If you just take the eggs to stop breeding, she will lay right away again to replace them, and eventually will deplete herself of her calcium stores. She will then have health problems, like egg binding and such which can kill her. So having fake eggs on hand is important. Nice little loft though.


----------



## dvarx (Jan 30, 2015)

Airflow inside might be on lower side in summer, but I am afraid that it is even too much in winter. I have small gap around doors and small gaps here and there in the walls as they are tiled with scraps. I could feel a small air movement in winter when inside, and when we get temperature drops likes -20 F I was afraid pigeons might not like that. You see I have insulated a small gaps near their perches with foam, so they don't get draft, but just smaller air circulation.

I don't know any predators in my area that would be able to get through that chicken wire. Mink maybe, but not sure. I would guess not. We have no snakes. 

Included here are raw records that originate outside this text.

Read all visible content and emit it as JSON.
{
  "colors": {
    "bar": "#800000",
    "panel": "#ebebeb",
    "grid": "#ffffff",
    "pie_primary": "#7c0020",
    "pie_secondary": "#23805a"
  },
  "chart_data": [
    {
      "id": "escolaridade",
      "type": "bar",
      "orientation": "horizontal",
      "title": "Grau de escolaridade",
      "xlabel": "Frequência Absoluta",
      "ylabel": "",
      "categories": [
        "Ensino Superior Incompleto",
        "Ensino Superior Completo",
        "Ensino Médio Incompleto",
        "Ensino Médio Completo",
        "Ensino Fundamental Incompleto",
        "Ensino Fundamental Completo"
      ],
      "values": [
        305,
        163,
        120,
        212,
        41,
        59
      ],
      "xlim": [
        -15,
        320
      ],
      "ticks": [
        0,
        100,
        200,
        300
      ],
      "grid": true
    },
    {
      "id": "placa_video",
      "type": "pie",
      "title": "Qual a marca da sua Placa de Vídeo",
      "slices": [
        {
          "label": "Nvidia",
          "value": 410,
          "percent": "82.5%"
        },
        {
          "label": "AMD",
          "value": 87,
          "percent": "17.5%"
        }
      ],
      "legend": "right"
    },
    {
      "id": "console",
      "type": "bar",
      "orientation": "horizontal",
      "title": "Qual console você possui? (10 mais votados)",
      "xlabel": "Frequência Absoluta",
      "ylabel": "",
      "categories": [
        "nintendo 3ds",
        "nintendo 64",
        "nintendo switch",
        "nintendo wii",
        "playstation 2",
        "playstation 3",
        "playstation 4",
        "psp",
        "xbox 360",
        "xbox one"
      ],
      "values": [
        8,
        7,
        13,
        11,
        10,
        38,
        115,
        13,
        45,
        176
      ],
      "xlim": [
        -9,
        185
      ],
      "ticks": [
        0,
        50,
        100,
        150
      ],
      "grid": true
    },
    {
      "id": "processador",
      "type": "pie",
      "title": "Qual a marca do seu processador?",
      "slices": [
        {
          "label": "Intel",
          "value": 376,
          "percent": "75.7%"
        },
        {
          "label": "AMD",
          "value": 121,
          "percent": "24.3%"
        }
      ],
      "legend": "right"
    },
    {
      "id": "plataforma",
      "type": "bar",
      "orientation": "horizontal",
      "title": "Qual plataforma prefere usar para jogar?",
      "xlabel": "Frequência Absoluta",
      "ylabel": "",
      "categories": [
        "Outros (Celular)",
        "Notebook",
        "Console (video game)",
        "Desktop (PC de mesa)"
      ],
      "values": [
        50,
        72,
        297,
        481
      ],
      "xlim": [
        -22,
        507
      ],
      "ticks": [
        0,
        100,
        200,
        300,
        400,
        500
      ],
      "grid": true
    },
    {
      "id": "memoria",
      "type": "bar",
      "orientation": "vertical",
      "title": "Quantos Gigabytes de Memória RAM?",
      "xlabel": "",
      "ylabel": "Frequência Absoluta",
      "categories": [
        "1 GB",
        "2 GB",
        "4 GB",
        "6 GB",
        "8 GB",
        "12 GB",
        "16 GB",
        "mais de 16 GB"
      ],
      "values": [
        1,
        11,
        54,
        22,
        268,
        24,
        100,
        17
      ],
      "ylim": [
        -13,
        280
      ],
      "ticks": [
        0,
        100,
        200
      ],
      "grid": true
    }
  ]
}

Anyway, I am planing for a bigger loft, because now I feel that to keep even 4 birds in this one is possible, but very uncomfortable for myself. Soon I'm gonna prepare a hell lot of questions, because by only trying to keep pigeons i don't get knowledge that i seek, or it would come real slow and with lots of trials  Should I use this thread for questioning?


----------



## Jay3 (May 4, 2008)

You can either use this thread, or start a new one. A new thread with a new title would probably get more attention.
It will get hot in there in summer without good airflow. They can stand the cold better than the heat.
Rats can get in through there, and will kill the birds. They are everywhere whether you know it or not. And raccoons can tear right through it, which they will to get at the birds.
Hardware cloth is a much better choice. Heavy gauge.


----------